This decade, which is only two years old, I have witnessed the end of the world dozens of times. I have watched it end by inter-planetary collision, alien invasion, contagious super virus, mass infertility, nuclear attack, weird unexplainable mist, the proliferation of zombies and occultists, the re-figuration of the climate and the sudden occurrence of ice storms, tidal waves, flash fire and drought. In the cinema and in my lounge room I have seen good men saving us all with science, with religion, with extreme physical fitness and with good old fashioned patriotism.

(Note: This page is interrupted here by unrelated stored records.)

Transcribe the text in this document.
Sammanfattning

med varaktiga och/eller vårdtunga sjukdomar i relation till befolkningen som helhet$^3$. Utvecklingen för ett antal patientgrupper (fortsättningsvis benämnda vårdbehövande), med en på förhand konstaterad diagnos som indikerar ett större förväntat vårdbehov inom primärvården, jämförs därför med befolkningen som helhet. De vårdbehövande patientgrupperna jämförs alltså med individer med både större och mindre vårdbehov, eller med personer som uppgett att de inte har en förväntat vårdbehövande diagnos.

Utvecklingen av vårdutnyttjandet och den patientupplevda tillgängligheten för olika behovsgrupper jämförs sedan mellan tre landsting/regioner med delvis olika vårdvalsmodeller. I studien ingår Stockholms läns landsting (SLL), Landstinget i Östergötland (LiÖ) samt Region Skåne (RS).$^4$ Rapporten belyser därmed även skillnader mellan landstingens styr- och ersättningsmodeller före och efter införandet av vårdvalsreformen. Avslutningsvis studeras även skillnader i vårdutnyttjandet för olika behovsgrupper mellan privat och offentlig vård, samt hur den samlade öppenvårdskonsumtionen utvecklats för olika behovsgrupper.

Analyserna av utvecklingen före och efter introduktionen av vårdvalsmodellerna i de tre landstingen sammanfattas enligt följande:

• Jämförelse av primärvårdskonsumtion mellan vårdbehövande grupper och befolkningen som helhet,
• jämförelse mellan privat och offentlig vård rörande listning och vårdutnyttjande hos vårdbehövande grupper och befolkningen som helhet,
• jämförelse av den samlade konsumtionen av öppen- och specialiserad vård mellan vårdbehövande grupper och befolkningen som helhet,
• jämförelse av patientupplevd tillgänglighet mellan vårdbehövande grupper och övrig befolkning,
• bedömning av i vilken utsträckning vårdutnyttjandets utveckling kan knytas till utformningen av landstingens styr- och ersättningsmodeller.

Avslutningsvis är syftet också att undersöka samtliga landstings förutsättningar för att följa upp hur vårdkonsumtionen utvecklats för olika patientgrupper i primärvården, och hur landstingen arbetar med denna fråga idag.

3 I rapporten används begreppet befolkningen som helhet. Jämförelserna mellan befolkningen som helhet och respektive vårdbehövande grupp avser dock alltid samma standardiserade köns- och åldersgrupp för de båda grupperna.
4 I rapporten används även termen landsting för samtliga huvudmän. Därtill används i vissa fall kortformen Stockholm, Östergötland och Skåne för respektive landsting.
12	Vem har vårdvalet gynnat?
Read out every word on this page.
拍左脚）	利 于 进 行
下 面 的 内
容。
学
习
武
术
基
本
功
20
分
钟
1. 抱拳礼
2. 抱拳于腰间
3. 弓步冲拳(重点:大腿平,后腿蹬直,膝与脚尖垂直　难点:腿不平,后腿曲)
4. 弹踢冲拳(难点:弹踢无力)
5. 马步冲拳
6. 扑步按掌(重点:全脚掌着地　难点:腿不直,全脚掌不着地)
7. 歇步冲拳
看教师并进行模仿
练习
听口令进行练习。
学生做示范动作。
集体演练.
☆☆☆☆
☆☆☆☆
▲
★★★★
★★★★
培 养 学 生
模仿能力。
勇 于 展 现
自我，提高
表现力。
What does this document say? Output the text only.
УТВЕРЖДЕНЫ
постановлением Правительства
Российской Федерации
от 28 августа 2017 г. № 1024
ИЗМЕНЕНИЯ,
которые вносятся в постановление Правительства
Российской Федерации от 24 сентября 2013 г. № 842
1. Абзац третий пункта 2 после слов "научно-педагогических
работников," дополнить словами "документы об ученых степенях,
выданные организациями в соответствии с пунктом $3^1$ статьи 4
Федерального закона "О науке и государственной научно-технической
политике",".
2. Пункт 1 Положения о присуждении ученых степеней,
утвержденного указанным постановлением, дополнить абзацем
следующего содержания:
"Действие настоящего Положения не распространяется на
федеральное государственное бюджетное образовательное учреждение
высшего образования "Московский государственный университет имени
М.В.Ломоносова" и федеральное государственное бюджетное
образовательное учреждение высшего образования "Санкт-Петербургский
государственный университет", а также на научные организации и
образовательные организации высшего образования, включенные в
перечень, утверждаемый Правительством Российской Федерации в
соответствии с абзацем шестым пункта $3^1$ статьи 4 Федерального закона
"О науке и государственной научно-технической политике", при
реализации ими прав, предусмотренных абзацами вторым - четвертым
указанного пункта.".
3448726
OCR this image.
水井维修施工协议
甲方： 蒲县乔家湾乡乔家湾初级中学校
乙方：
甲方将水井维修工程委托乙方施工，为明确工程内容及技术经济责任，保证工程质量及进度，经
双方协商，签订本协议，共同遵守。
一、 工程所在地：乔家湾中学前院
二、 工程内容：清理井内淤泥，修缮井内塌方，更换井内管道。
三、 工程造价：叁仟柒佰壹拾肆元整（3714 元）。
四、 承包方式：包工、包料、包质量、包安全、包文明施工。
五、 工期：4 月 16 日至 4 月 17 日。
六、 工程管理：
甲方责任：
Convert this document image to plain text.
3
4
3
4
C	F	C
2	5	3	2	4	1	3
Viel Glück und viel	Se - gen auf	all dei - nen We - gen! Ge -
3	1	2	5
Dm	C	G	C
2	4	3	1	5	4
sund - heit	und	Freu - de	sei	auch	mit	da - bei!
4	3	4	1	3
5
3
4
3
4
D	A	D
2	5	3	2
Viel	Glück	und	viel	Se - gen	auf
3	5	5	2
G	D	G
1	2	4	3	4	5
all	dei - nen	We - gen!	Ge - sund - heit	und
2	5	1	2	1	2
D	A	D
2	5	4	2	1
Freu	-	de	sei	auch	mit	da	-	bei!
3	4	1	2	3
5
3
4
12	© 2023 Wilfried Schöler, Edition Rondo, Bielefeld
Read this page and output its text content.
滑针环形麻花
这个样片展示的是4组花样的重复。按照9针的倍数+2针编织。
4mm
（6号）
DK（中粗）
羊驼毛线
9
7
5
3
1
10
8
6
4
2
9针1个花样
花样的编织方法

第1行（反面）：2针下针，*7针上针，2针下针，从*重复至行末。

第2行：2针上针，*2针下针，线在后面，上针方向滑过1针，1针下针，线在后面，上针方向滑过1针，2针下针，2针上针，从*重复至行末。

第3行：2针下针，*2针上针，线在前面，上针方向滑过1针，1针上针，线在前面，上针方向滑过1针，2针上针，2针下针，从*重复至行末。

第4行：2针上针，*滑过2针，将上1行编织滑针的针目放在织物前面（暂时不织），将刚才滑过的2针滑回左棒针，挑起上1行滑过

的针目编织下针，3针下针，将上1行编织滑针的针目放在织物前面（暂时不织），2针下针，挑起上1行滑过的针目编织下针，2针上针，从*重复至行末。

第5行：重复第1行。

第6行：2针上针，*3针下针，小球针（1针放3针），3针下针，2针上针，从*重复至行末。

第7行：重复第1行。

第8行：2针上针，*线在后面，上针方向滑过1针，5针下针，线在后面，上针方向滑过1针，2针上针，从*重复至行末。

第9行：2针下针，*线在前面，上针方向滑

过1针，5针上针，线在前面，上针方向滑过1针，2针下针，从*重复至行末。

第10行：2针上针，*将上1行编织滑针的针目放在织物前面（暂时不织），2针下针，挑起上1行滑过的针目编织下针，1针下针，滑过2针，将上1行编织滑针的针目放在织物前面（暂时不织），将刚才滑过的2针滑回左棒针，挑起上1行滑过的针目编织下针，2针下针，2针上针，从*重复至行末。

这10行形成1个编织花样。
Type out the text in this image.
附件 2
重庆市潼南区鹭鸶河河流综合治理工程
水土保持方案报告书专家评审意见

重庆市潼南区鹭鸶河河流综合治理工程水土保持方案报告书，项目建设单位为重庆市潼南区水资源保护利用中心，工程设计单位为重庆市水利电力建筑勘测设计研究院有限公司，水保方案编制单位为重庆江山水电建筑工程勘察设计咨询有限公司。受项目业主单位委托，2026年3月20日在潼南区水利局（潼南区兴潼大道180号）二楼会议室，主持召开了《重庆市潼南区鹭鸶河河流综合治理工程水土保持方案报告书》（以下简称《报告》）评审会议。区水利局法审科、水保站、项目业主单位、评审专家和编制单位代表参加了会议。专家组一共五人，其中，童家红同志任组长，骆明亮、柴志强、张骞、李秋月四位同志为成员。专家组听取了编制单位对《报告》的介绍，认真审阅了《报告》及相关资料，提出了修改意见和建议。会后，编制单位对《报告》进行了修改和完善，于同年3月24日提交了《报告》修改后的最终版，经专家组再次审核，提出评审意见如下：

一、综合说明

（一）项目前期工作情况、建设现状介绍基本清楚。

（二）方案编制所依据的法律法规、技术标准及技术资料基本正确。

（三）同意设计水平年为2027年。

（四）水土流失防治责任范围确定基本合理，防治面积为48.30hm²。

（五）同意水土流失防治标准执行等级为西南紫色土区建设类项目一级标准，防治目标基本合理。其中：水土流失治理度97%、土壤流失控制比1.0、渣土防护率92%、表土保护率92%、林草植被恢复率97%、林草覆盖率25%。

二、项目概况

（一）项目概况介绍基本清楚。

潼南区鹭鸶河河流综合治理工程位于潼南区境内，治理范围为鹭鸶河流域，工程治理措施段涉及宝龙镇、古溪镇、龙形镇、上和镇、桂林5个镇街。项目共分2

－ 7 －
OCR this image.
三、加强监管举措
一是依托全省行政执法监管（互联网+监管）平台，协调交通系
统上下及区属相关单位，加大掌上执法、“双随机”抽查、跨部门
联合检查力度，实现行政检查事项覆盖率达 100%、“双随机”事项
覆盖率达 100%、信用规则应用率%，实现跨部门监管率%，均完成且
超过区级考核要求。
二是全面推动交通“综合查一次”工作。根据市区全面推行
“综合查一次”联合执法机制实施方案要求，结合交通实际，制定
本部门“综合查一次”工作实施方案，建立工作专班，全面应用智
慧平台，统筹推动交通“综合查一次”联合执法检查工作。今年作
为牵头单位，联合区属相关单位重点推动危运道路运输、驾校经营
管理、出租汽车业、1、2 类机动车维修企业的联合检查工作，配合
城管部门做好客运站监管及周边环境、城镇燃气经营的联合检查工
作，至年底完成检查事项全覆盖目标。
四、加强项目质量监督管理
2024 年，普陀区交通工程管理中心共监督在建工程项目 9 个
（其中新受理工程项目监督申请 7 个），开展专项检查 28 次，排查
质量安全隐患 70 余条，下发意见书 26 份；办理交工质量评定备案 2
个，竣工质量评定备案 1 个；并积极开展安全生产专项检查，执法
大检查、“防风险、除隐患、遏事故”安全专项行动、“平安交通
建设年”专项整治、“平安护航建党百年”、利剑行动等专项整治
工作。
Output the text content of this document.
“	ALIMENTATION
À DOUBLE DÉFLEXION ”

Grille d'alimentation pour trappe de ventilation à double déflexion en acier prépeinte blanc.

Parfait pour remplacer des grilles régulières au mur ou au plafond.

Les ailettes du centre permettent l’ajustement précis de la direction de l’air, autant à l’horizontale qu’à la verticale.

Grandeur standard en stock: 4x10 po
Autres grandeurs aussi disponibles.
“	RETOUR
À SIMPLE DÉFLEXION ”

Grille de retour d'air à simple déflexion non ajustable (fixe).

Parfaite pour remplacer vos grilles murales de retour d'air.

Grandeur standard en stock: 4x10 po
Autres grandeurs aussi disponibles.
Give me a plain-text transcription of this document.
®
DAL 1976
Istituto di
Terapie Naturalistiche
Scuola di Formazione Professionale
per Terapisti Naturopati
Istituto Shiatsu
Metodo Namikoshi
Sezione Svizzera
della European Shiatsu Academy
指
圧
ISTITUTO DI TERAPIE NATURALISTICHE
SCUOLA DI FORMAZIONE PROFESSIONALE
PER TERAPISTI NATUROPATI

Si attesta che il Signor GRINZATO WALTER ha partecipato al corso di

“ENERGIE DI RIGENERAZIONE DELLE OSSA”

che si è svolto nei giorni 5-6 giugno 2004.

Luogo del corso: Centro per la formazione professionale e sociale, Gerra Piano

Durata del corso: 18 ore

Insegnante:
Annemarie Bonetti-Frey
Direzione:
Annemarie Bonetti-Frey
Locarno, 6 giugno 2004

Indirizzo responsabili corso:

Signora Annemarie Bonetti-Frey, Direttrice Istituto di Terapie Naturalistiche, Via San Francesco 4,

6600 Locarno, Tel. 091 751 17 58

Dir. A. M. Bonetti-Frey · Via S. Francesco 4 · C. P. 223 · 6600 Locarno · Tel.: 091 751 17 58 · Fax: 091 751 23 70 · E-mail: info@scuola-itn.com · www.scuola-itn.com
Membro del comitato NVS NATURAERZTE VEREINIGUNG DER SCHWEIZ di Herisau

I have seen the survivors (because there are almost always survivors), emerge from the arms of salvation much humbled, more sensitive to the warnings of environmentalists, less cavalier and greedy, more open to the possibilities of tolerance, human connection and love. It's a heart-warming idea. All we need is a wake-up call. When that happens, we'll straighten up and fly right.
In the newspaper and on the radio, foreshadow for similar plots glimmers like mirages in the ceaseless desert of progress. Economies collapse. People in some places starve needlessly and in other places needlessly starve themselves. Bullets filled with depleted uranium find targets, and then just hang around setting off the Geiger counters and making us all extremely nervous. Rich white baby boomers publish practical guides to living forever while their disease afflicted parents are forcibly kept alive.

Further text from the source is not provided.